Makanan Tahu

Tahu adalah makanan yang dibuat dari kacang kedelai yang difermentasikan dan diambil sarinya. Berbeda dengan tempe yang asli dari Indonesia, tahu berasal dari Cina, seperti halnya kecaptaucobakpau, dan bakso. Tahu adalah kata serapan dari bahasa Hokkian yaitu tauhu yang secara harfiah berarti “kedelai yang difermentasi”.

Tahu pertama kali muncul di Tiongkok sejak zaman Dinasti Han. Metode pembuatan tahu pertama kali ditemukan oleh Liu An pada tahun 164 SM. Liu An merupakan seorang bangsawan, cucu dari Kaisar Han Gaozu, Liu Bang yang mendirikan Dinasti Han. Dia adalah seorang filsuf, guru, ahli hukum dan ahli politik yang mempelajari kimia dan meditasi dalam agama Tao Dia memperkenalkan tahu pada teman-temannya yang tidak menyantap daging, yaitu para pendeta. Pada masa itu kedelai termasuk salah satu bahan makanan utama orang-orang kuil (pendeta). Oleh para pendetalah sambil menyebarkan agama Budha, tahu tersebar ke seluruh dunia. Di Jepang dikenal dengan nama tofu. Dibawa para perantau China, makanan ini menyebar keAsia Timur dan Asia Tenggara, lalu juga akhirnya ke seluruh dunia.

PEMBUATAN TAHU

Pembuatan tahu diperlukan bahan berupa kedelai, bahan penggumpal dan pewarna (jika perlu). Kedelai yang dipakai harus bermutu tinggi, utuh dan bersih dari segala kotoran. Senyawa penggumpal yang biasa digunakan adalah kalsium sulfat (CaSO4, dikenal sebagai batu tahu atau sioko), asam cuka, dan biang tahu (cairan bekas perasan tahu yang diinapkan). Sedangkan zat pewarna yang dianjurkan dipakai hádala kunyit. Tahap-tahap dalam pembuatan tahu antara lain merendam kedelai, mengupas, menggiling, menyaring, memasak, menggumpal- kan, mencetak dan memotong.

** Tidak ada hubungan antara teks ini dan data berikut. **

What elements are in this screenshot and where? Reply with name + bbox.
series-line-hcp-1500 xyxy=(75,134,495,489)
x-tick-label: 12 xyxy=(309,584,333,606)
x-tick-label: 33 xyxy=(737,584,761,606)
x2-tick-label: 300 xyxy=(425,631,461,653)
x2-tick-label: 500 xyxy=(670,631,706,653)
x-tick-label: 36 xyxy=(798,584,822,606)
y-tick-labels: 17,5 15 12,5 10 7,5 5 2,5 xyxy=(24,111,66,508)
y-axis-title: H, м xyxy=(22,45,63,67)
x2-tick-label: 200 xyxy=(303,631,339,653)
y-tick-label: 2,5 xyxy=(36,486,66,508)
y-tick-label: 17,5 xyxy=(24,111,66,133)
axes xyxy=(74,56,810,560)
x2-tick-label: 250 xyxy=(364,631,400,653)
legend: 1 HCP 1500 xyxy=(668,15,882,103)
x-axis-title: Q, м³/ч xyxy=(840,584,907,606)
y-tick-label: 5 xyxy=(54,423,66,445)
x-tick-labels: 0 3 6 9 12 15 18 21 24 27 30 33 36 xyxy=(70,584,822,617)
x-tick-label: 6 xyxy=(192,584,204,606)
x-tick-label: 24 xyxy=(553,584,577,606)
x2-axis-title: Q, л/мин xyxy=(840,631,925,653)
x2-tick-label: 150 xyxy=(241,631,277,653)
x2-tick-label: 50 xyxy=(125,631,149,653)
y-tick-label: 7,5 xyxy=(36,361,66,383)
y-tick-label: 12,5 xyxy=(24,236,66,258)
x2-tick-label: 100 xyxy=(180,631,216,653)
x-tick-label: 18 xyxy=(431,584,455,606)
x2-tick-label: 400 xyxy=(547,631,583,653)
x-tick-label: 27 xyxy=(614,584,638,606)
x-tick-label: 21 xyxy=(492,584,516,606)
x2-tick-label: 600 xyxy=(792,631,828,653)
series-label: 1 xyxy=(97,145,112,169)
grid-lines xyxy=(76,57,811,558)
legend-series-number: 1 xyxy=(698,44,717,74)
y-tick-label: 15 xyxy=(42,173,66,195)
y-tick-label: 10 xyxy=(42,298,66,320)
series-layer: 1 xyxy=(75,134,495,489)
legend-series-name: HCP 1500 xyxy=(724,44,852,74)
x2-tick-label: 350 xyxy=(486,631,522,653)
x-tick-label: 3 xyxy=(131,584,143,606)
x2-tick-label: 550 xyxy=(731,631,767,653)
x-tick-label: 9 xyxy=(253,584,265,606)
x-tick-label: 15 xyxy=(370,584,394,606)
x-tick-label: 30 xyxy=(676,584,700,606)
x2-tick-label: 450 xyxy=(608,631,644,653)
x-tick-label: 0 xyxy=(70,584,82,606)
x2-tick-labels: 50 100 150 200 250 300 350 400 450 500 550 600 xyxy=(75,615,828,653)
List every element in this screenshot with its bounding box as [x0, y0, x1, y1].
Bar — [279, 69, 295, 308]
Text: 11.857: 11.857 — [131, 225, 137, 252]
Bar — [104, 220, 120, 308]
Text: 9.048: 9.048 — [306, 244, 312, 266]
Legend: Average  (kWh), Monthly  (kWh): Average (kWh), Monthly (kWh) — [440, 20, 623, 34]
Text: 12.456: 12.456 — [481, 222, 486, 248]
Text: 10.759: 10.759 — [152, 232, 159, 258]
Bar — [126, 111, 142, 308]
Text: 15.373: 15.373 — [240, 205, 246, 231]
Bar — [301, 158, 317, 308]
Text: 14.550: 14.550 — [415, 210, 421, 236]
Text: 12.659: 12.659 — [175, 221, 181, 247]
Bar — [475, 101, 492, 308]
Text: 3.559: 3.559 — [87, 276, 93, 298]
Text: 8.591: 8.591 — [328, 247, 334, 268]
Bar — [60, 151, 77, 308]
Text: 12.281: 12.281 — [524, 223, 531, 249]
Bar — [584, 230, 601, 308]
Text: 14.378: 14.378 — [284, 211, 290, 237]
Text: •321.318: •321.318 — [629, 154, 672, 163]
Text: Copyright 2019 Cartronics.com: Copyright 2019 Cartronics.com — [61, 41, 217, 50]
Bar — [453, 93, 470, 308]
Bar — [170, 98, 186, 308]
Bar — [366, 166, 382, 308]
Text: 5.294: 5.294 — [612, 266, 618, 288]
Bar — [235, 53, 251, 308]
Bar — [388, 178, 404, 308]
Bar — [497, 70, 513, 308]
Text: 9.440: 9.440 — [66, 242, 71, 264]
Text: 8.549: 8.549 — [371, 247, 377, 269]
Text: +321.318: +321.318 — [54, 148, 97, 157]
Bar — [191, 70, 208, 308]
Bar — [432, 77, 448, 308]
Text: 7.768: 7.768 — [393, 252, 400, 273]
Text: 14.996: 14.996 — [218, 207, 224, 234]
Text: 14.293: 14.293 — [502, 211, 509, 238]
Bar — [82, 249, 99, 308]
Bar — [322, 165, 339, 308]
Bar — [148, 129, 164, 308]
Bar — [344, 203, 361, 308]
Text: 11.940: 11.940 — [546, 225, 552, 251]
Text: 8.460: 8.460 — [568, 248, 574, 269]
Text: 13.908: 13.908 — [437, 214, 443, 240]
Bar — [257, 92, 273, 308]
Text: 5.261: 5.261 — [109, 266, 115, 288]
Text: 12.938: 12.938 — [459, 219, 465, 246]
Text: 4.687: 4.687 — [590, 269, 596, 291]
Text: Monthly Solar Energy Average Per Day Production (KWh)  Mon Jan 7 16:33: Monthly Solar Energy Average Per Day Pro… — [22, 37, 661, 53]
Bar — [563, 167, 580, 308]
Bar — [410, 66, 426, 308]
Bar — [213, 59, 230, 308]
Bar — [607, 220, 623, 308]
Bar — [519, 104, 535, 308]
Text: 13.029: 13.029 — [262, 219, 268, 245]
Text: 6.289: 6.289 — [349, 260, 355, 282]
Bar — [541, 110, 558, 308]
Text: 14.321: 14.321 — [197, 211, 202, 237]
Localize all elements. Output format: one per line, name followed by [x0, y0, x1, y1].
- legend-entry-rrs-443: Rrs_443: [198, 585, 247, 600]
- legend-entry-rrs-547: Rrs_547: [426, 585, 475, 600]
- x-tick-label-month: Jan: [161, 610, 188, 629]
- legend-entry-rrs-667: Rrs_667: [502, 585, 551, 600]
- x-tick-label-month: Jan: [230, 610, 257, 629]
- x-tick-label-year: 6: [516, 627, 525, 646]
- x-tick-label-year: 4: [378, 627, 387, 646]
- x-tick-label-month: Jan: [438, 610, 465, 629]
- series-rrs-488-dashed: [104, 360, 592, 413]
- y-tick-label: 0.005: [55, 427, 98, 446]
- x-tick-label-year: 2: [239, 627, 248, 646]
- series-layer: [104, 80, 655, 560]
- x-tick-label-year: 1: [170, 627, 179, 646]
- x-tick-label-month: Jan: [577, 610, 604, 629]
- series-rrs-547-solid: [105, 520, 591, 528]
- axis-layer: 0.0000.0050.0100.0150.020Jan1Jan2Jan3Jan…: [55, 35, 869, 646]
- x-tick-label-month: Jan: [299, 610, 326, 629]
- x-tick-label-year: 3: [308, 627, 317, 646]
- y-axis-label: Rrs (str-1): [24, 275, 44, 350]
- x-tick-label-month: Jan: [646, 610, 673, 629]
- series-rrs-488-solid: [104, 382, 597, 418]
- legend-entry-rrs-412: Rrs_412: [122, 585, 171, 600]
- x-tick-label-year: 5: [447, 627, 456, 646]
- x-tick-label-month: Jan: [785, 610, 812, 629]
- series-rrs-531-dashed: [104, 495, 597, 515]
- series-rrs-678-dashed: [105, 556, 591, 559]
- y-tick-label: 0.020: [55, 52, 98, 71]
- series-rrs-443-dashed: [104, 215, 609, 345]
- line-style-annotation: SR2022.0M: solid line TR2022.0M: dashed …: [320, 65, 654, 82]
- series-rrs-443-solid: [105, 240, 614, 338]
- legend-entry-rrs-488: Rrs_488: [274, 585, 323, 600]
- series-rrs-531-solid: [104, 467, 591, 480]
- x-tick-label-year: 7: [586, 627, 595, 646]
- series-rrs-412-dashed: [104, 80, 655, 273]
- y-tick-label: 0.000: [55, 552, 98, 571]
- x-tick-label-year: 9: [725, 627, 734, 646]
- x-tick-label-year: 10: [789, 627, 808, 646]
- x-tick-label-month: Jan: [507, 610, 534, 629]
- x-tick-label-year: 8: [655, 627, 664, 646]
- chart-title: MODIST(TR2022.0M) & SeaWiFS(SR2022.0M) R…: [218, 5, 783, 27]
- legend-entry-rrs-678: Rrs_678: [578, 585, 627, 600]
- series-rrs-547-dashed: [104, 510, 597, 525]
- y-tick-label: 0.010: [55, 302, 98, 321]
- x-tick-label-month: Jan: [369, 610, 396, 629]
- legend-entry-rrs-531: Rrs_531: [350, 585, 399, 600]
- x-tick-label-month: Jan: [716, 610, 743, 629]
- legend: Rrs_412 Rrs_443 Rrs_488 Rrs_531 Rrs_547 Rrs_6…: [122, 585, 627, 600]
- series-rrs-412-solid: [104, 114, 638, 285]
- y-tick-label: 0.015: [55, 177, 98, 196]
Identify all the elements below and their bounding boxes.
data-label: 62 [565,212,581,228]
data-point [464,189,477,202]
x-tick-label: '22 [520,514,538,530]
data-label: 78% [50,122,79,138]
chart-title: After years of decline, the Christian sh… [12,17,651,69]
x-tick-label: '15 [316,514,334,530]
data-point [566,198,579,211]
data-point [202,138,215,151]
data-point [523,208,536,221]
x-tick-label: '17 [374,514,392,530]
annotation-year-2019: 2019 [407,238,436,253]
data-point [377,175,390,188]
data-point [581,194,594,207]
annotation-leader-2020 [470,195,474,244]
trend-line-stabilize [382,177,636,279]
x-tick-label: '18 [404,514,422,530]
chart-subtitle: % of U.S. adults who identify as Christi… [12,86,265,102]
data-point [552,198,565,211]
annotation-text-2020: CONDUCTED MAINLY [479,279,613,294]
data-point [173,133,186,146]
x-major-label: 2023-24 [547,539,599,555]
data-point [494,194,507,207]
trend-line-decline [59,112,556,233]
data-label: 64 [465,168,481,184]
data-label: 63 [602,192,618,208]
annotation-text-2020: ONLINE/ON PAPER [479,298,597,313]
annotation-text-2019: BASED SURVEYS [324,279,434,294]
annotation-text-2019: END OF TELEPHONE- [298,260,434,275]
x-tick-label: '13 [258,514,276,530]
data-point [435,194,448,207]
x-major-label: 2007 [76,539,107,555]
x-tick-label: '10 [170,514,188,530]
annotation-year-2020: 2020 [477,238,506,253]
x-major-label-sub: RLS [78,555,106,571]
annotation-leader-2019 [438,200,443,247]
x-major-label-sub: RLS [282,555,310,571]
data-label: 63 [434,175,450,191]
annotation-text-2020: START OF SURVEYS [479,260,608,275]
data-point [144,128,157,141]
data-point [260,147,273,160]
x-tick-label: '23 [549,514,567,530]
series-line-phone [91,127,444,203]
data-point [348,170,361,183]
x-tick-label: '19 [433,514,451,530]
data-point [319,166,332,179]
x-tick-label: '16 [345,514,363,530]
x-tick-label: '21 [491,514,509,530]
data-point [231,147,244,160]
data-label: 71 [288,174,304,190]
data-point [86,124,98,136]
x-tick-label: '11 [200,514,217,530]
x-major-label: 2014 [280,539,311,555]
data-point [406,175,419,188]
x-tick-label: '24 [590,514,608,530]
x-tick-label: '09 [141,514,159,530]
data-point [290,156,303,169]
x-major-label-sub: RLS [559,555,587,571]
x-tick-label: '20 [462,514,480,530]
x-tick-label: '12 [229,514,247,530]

Sebagai sumber protein nabati, tahu mempunyai beberapa keunggulan dibandingkan sumber protein nabati lainnya. Tahu mengandung air 86 %, protein 8 –  12%, 4,6% lemak dan 1,6 % karbohidrat. Juga mengandung berbagai mineral seperti kalsium, zat besi, fosfat, kalium, natrium; serta vitamin seperti kolin, vitamin B dan vitamin E. Kandungan asam lemak jenuhnya rendah dan bebas kolesterol. Mutu proteinnya cukup tinggi, sehingga cocok untuk makanan diet.
Kadar protein tahu biasa berkisar antara 8 – 12 %, lebih tinggi dibandingkan dengan kadar protein beras (6 – 7%) atau susu segar (3 – 4%). Tahu cina kadar proteinnya lebih tinggi, yaitu sekitar 11 %, bila dikeringbekukan kadar proteinnya bahkan dapat mencapai 53%. Bagi orang Indonesia yang makanan pokoknya beras (nasi) akan Sangay menguntungkan jika berlauk pauk tahu. Sebab tahu kaya akan akan amino lisin tetapi kekurangan asam amino belerang, sedangkan biji-bijian seperti beras, jagung, gandum banyak mengandung asam amino belerang dan kekurangan asam amino lisin.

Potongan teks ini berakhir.